A new study published today shows how a single pathogen or survivors of the Black Death pandemic can have such a strong impact on the evolution of the immune system.
Infectious diseases are a major force in human evolution, and a pandemic has the potential to dramatically alter the immune response genes.
An international team of researchers looked at the DNA of people who died and people who lived during the Black Death pandemic. They found that there were key genetic differences that determined who lived and who died, as well as how those parts of our immune systems have changed since then.
McMaster University, the University of Chicago, the Pasteur Institute, and other institutes uncovered genes that protected individuals against the bubonic plague outbreak 700 years ago.
Their research was just released today in the peer-reviewed journal Nature.
According to the study’s authors, genes that formerly provided resistance to the Black Death are now linked to an increased risk of developing autoimmune disorders including Crohn’s disease and rheumatoid arthritis.
The team looked at a 100-year period before, during, and after the Black Death, which hit London in the mid-1300s. It killed more than 50% of the population in some of the densestly populated regions of the planet at the time, making it the single-worst human mortality event in recorded history.
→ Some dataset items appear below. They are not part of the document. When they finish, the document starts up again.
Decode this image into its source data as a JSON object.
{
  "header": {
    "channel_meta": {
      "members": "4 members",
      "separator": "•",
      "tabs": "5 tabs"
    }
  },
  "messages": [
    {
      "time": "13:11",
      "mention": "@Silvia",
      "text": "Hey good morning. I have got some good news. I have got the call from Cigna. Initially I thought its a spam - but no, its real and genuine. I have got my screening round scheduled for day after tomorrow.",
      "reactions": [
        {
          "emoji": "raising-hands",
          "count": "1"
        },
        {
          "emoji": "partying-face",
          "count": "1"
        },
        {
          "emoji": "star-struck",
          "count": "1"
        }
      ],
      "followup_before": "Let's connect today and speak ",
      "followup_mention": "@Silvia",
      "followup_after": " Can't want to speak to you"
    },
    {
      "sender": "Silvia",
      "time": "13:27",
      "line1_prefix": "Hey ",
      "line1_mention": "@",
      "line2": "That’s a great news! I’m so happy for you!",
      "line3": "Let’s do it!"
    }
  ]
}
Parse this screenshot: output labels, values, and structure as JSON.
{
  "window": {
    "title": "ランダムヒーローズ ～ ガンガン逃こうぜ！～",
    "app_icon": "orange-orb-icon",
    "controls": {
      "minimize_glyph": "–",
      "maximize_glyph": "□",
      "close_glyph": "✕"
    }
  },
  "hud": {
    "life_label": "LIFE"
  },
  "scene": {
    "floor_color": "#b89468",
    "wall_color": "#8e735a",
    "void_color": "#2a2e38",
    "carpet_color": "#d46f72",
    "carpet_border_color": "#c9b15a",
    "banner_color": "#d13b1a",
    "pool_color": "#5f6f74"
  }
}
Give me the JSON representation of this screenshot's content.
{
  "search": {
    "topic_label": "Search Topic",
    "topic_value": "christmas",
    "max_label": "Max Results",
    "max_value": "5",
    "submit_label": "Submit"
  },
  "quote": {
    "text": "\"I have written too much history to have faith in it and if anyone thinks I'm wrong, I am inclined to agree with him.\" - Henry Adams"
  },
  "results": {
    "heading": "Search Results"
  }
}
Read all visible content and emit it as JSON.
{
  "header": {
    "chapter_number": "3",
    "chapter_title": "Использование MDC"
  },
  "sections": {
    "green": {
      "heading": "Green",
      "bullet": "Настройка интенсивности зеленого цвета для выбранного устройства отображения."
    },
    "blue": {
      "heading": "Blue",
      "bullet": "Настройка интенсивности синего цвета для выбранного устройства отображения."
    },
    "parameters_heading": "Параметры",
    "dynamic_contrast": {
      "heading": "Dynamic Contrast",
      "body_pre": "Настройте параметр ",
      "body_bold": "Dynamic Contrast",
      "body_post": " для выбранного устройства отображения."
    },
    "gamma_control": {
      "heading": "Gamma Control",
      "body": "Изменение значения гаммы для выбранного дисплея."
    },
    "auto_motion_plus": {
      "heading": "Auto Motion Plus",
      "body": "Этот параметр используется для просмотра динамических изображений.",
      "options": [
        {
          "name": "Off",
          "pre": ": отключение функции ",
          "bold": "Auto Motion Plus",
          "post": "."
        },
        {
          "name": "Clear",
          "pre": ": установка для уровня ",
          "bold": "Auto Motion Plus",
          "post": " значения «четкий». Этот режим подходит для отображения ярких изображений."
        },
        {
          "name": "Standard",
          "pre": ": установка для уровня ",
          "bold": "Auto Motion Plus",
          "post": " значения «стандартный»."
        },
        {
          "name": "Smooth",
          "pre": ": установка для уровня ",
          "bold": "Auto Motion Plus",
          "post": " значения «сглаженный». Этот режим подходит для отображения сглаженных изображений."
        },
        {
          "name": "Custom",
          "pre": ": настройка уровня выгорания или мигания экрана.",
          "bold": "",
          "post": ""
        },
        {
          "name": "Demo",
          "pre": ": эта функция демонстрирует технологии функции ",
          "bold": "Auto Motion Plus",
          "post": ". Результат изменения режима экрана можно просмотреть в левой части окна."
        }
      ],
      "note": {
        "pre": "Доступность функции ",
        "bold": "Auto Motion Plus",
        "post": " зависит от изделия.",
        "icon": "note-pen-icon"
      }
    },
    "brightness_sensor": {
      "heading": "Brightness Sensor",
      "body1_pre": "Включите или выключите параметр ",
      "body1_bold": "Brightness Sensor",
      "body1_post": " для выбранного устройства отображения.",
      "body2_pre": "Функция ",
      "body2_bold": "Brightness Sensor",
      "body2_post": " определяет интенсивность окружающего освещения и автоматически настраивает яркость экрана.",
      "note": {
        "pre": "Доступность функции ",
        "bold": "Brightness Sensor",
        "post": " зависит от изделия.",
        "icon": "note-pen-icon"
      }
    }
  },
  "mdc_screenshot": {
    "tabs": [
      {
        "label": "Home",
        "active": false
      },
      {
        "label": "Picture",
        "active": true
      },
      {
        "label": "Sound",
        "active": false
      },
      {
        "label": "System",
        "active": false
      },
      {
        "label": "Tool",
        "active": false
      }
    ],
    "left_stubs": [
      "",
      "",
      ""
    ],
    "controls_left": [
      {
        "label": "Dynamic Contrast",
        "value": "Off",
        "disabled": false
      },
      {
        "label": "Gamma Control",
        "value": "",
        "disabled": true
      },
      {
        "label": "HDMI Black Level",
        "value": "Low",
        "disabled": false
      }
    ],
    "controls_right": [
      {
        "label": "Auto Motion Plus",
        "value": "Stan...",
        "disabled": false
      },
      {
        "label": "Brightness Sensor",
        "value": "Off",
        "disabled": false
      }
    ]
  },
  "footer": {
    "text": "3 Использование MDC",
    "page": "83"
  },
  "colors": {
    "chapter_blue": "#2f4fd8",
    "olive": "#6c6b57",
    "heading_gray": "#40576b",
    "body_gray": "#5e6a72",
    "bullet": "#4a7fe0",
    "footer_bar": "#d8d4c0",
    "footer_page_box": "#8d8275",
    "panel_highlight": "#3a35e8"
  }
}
More than 500 old DNA samples were taken from the bodies of people who died before the Black Death, died from it, or lived through it in London. Some of these people were buried in the East Smithfield plague pits, which were used for mass burials in 1348 and 1349. Samples from the bones buried in five different places around Denmark were also collected.
Scientists looked for indicators of genetic adaptability in plague-causing Yersinia pestis.
They found four genes that were being selected, and all of them make proteins that protect our bodies from pathogens. They also found that different versions of these genes, called alleles, either protected or made a person vulnerable to plague.
People with two identical copies of a gene called ERAP2 were much more likely to survive the pandemic than those with the opposite set of copies. This is because the “good” copies made it easier for immune cells to fight off Y. pestis.
“When a pandemic of this nature – killing 30 to 50 per cent of the population – occurs,” explains evolutionary geneticist and author of the paper Hendrik Poinar, “there is bound to be selection for protective alleles in humans, which is to say people susceptible to the circulating pathogen will succumb. Even a slight advantage means the difference between surviving or passing. Of course, those survivors who are of breeding age will pass on their genes.”
At the start of the Black Death, people in Europe were very vulnerable because they hadn’t been around Yersinia pestis in a long time. As waves of the pandemic happened over the next few hundred years, the death rate went down.
According to research, those who had the protective allele for the ERAP2 gene (the healthy copy of the gene, or characteristic), had a 40–50%– higher chance of surviving than those who did not.
According to human geneticist and University of Chicago professor of genetic medicine Luis Barreiro, “the selective advantage associated with the selected loci are among the strongest ever reported in humans showing how a single pathogen can have such a strong impact on the evolution of the immune system.”
According to the research team, throughout time, our immune systems have changed how they react to pathogens, to the point that a gene that in the Middle Ages protected against plague is now linked to a higher risk of developing autoimmune illnesses. This is the delicate balancing act that evolution has performed with our genome.
According to Javier Pizarro-Cerda, head of the Yersinia Research Unit and director of the World Health Organization Collaborating Centre for Plague at the Pasteur Institute, “This highly original work has only been possible only through a successful collaboration between very complementary teams working on ancient DNA, on human population genetics, and the interaction between live, virulent Yersinia pestis and immune cells.”
“Understanding the dynamics that have shaped the human immune system is key to understanding how past pandemics, like the plague, contribute to our susceptibility to disease in modern times,” adds Poinar.